The “new” offerings in this book are not, however, limited to revisions. Many topics that are rarely part of mainstream texts find a place in it as well. For example, many students would not have access to the history of pre-Shivaji Maharashtra, Pali and Prakrit literature, culture in pre-modern Deccan, the heterogeneity of Telangana, histories of the Northeastern states, multilingualism in pre-modern Bengal, or the Adivasi movements until they went into specialisations.

One may question the necessity of these niche themes, but it is only through this vast representation that we may break out of our habit of equating the history of the Gangetic plain with the history of India. It is precisely through remembering histories vastly different and distant from our own that we will come to truly see and believe that there are as many Indias as there are Indians.

A great feature of this volume is that most of the essays are short, averaging about two to three pages.
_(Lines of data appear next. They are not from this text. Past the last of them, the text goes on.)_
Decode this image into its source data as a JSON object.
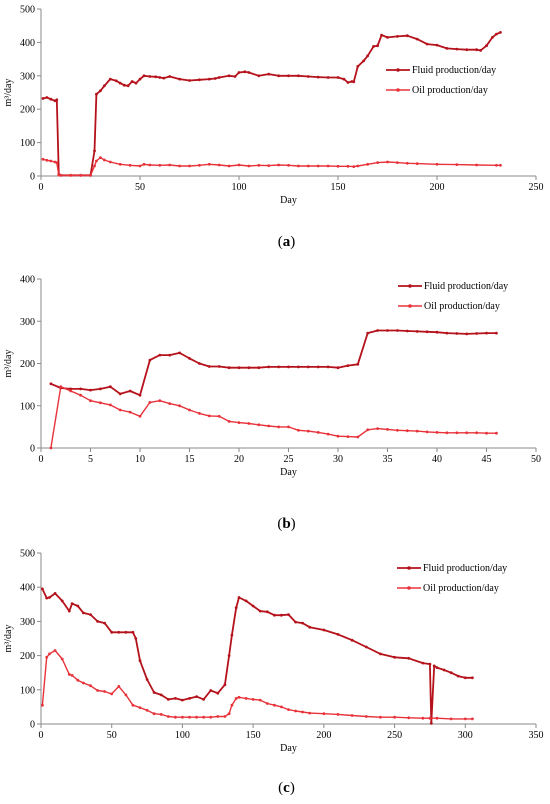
{
  "colors": {
    "fluid": "#b5121b",
    "oil": "#e8323a",
    "axis": "#8a8a8a"
  },
  "chart_data": [
    {
      "type": "line",
      "caption_prefix": "(",
      "caption_letter": "a",
      "caption_suffix": ")",
      "xlabel": "Day",
      "ylabel": "m³/day",
      "xlim": [
        0,
        250
      ],
      "ylim": [
        0,
        500
      ],
      "xticks": [
        0,
        50,
        100,
        150,
        200,
        250
      ],
      "yticks": [
        0,
        100,
        200,
        300,
        400,
        500
      ],
      "legend_position": "right",
      "grid": false,
      "series": [
        {
          "name": "Fluid production/day",
          "x": [
            1,
            3,
            5,
            7,
            8,
            9,
            10,
            15,
            20,
            25,
            27,
            28,
            30,
            32,
            35,
            38,
            40,
            42,
            44,
            46,
            48,
            50,
            52,
            55,
            58,
            60,
            62,
            65,
            70,
            75,
            80,
            85,
            88,
            90,
            95,
            98,
            100,
            103,
            105,
            110,
            115,
            120,
            125,
            130,
            135,
            140,
            145,
            150,
            153,
            155,
            157,
            158,
            160,
            163,
            165,
            168,
            170,
            172,
            175,
            180,
            185,
            190,
            195,
            200,
            205,
            210,
            215,
            220,
            222,
            225,
            228,
            230,
            232
          ],
          "y": [
            232,
            235,
            230,
            225,
            228,
            5,
            2,
            2,
            2,
            2,
            75,
            245,
            255,
            270,
            290,
            285,
            278,
            272,
            270,
            283,
            278,
            290,
            300,
            298,
            297,
            295,
            293,
            298,
            290,
            286,
            288,
            290,
            292,
            295,
            300,
            298,
            310,
            312,
            310,
            300,
            305,
            300,
            300,
            300,
            298,
            296,
            295,
            295,
            290,
            280,
            283,
            282,
            328,
            345,
            360,
            388,
            390,
            422,
            415,
            418,
            420,
            410,
            395,
            392,
            382,
            380,
            378,
            378,
            376,
            390,
            415,
            425,
            430
          ]
        },
        {
          "name": "Oil production/day",
          "x": [
            1,
            3,
            5,
            7,
            8,
            9,
            10,
            15,
            20,
            25,
            27,
            28,
            30,
            32,
            35,
            40,
            45,
            50,
            52,
            55,
            60,
            65,
            70,
            75,
            80,
            85,
            90,
            95,
            100,
            105,
            110,
            115,
            120,
            125,
            130,
            135,
            140,
            145,
            150,
            155,
            158,
            160,
            165,
            170,
            175,
            180,
            185,
            190,
            200,
            210,
            220,
            230,
            232
          ],
          "y": [
            50,
            47,
            45,
            42,
            40,
            3,
            2,
            2,
            2,
            2,
            30,
            45,
            55,
            48,
            42,
            35,
            32,
            30,
            35,
            33,
            32,
            33,
            30,
            30,
            32,
            35,
            33,
            30,
            33,
            30,
            32,
            31,
            33,
            32,
            30,
            30,
            30,
            30,
            29,
            29,
            28,
            30,
            35,
            40,
            42,
            40,
            38,
            37,
            35,
            34,
            33,
            32,
            32
          ]
        }
      ]
    },
    {
      "type": "line",
      "caption_prefix": "(",
      "caption_letter": "b",
      "caption_suffix": ")",
      "xlabel": "Day",
      "ylabel": "m³/day",
      "xlim": [
        0,
        50
      ],
      "ylim": [
        0,
        400
      ],
      "xticks": [
        0,
        5,
        10,
        15,
        20,
        25,
        30,
        35,
        40,
        45,
        50
      ],
      "yticks": [
        0,
        100,
        200,
        300,
        400
      ],
      "legend_position": "right",
      "grid": false,
      "series": [
        {
          "name": "Fluid production/day",
          "x": [
            1,
            2,
            3,
            4,
            5,
            6,
            7,
            8,
            9,
            10,
            11,
            12,
            13,
            14,
            15,
            16,
            17,
            18,
            19,
            20,
            21,
            22,
            23,
            24,
            25,
            26,
            27,
            28,
            29,
            30,
            31,
            32,
            33,
            34,
            35,
            36,
            37,
            38,
            39,
            40,
            41,
            42,
            43,
            44,
            45,
            46
          ],
          "y": [
            152,
            142,
            140,
            140,
            137,
            140,
            145,
            128,
            135,
            125,
            208,
            220,
            220,
            225,
            212,
            200,
            193,
            193,
            190,
            190,
            190,
            190,
            192,
            192,
            192,
            192,
            192,
            192,
            192,
            190,
            195,
            198,
            272,
            278,
            278,
            278,
            277,
            276,
            275,
            274,
            272,
            271,
            270,
            271,
            272,
            272
          ]
        },
        {
          "name": "Oil production/day",
          "x": [
            1,
            2,
            3,
            4,
            5,
            6,
            7,
            8,
            9,
            10,
            11,
            12,
            13,
            14,
            15,
            16,
            17,
            18,
            19,
            20,
            21,
            22,
            23,
            24,
            25,
            26,
            27,
            28,
            29,
            30,
            31,
            32,
            33,
            34,
            35,
            36,
            37,
            38,
            39,
            40,
            41,
            42,
            43,
            44,
            45,
            46
          ],
          "y": [
            0,
            145,
            135,
            125,
            112,
            107,
            102,
            90,
            85,
            75,
            108,
            112,
            105,
            100,
            90,
            82,
            76,
            75,
            63,
            60,
            58,
            55,
            52,
            50,
            50,
            42,
            40,
            37,
            33,
            28,
            27,
            26,
            43,
            46,
            44,
            42,
            41,
            40,
            38,
            37,
            36,
            36,
            36,
            36,
            35,
            35
          ]
        }
      ]
    },
    {
      "type": "line",
      "caption_prefix": "(",
      "caption_letter": "c",
      "caption_suffix": ")",
      "xlabel": "Day",
      "ylabel": "m³/day",
      "xlim": [
        0,
        350
      ],
      "ylim": [
        0,
        500
      ],
      "xticks": [
        0,
        50,
        100,
        150,
        200,
        250,
        300,
        350
      ],
      "yticks": [
        0,
        100,
        200,
        300,
        400,
        500
      ],
      "legend_position": "right",
      "grid": false,
      "series": [
        {
          "name": "Fluid production/day",
          "x": [
            1,
            4,
            6,
            10,
            15,
            20,
            22,
            26,
            30,
            35,
            40,
            45,
            50,
            55,
            60,
            65,
            67,
            70,
            75,
            80,
            85,
            90,
            95,
            100,
            105,
            110,
            115,
            120,
            125,
            130,
            133,
            135,
            138,
            140,
            145,
            150,
            155,
            160,
            165,
            170,
            175,
            180,
            185,
            190,
            200,
            210,
            220,
            230,
            240,
            250,
            260,
            270,
            275,
            276,
            278,
            280,
            285,
            290,
            295,
            300,
            305
          ],
          "y": [
            395,
            368,
            370,
            382,
            360,
            330,
            352,
            345,
            325,
            320,
            300,
            295,
            268,
            268,
            268,
            268,
            250,
            185,
            130,
            92,
            85,
            72,
            75,
            70,
            75,
            80,
            72,
            98,
            90,
            115,
            200,
            260,
            340,
            370,
            360,
            345,
            330,
            328,
            318,
            318,
            320,
            298,
            295,
            283,
            275,
            262,
            245,
            225,
            205,
            195,
            192,
            178,
            175,
            2,
            170,
            165,
            158,
            150,
            140,
            135,
            135
          ]
        },
        {
          "name": "Oil production/day",
          "x": [
            1,
            4,
            6,
            10,
            15,
            20,
            22,
            26,
            30,
            35,
            40,
            45,
            50,
            55,
            60,
            65,
            70,
            75,
            80,
            85,
            90,
            95,
            100,
            105,
            110,
            115,
            120,
            125,
            130,
            133,
            135,
            138,
            140,
            145,
            150,
            155,
            160,
            165,
            170,
            175,
            180,
            185,
            190,
            200,
            210,
            220,
            230,
            240,
            250,
            260,
            270,
            275,
            280,
            290,
            300,
            305
          ],
          "y": [
            55,
            195,
            205,
            215,
            190,
            145,
            142,
            128,
            120,
            112,
            98,
            95,
            88,
            110,
            85,
            55,
            48,
            40,
            30,
            28,
            22,
            20,
            20,
            20,
            20,
            20,
            20,
            22,
            22,
            30,
            55,
            75,
            78,
            75,
            72,
            70,
            60,
            55,
            50,
            42,
            38,
            35,
            32,
            30,
            28,
            25,
            22,
            20,
            20,
            18,
            17,
            17,
            17,
            15,
            15,
            15
          ]
        }
      ]
    }
  ]
}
In these pages, the authors share an overview of the most important touch-points of the topic, notes on the most current scholarship on the subject, research questions for the missing pieces, and so on. A reader may jump right into the topic of their choosing to find some excellent starting points for deeper research, or quickly come away with essentials on it.

Each essay is written with scholarly objectivity and tries neither to glorify achievements nor gloss over failures. As a people who have become used to exaltations in our national narrative, the mad bid to become the “Vishwa Guru” in all things, it is a gentle reminder of our humanness and our fallacies. Between its hard binding is the soft lesson that greatness does not lie in being the first or the fastest or the oldest or the largest. It is in seeing, accepting, and loving everything that makes us a unique people called the “Indians”.

The Indians: Histories of a Civilization, edited by GN Devy, Tony Joseph, and Ravi Korisettar, Aleph Book Company.